Writing in the Office
I’m working on the executive summary for an annual report on a major grant. Much of the report involves importing budget numbers from wherever, and I have help with that, but the summary part is my own. Which means I have to write in the office.
I’m working on the executive summary for an annual report on a major grant. Much of the report involves importing budget numbers from wherever, and I have help with that, but the summary part is my own.
Which means I have to write in the office.
Intersession is the right time to do that, if it must be done. The interruptions-per-hour are fewer, and with fewer classes running come fewer emergencies. But it’s still difficult.

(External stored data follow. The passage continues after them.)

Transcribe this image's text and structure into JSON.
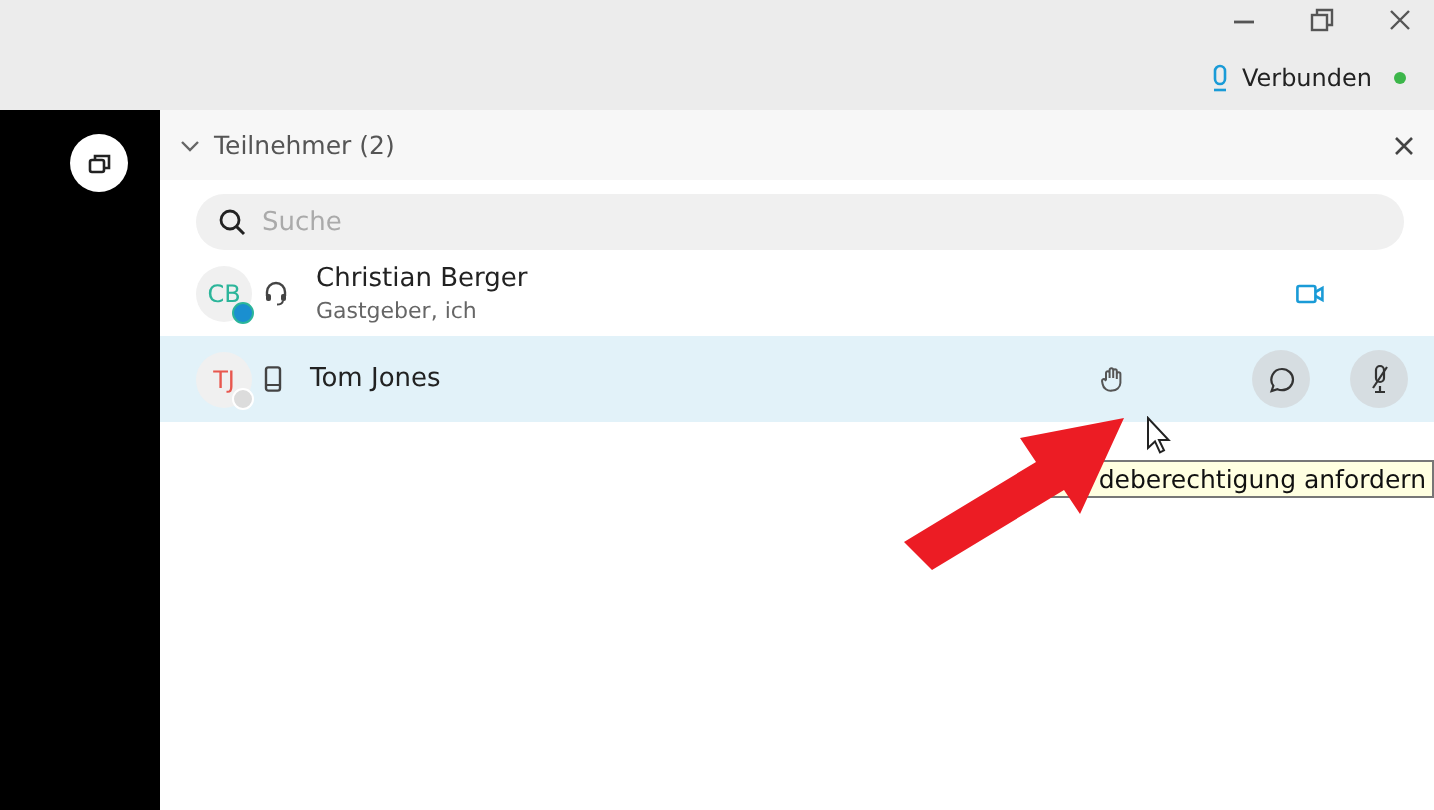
{
  "status": {
    "label": "Verbunden",
    "connected": true
  },
  "panel": {
    "title": "Teilnehmer (2)",
    "expanded": true
  },
  "search": {
    "placeholder": "Suche"
  },
  "participants": [
    {
      "initials": "CB",
      "name": "Christian Berger",
      "role": "Gastgeber, ich",
      "kind": "headset",
      "color": "#2bb59a",
      "online": true,
      "selected": false,
      "video": true,
      "actions": false
    },
    {
      "initials": "TJ",
      "name": "Tom Jones",
      "kind": "phone",
      "color": "#e8574e",
      "online": false,
      "selected": true,
      "video": false,
      "actions": true
    }
  ],
  "tooltip": {
    "text": "deberechtigung anfordern"
  }
}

Some people deal with that by coming in on weekends, or staying into the wee hours of the evening. But with my childcare obligations, that really isn’t an option. (Besides, if I’m around, I’m found.) Some people take extended writing assignments home, but between family time, any errands, the blog, and the book, I just don’t have much left in the tank by the time I finally get to it.
So I play distraction slalom, swerving from this distraction to that one without falling down. Ideally.
Office writing lends itself well to emails, since they’re brief and usually either reactive or pro forma. (“The meeting has been moved to room 240” isn’t terribly taxing.) If I get interrupted in the middle of composing a three-sentence email, it usually isn’t too hard to reconstruct what I was doing. (Exception: the dreaded “drafts” folder. It serves the same function as the vegetable rotter drawer in the fridge.) But if it’s an extended and detailed piece with serious money hanging in the balance, I can’t just write it on the corner of my mind.
The same thing held true in my faculty days. I had always assumed that the office would be the perfect place to write, but it really wasn’t; there was just too much going on. Students would drop by, colleagues would drop by, hallway conversations would linger...
In a real pinch, I could always just shut the door and keep everyone out for a while. But I’m not wild about the message that sends, especially if I’m alone in there. I’ll close the door if I’m discussing a sensitive topic with someone, but closing the door when it’s just me just feels self-indulgent. I try to save that for the most extreme cases.
Wise and worldly readers, have you found tricks to make extended office writing easier?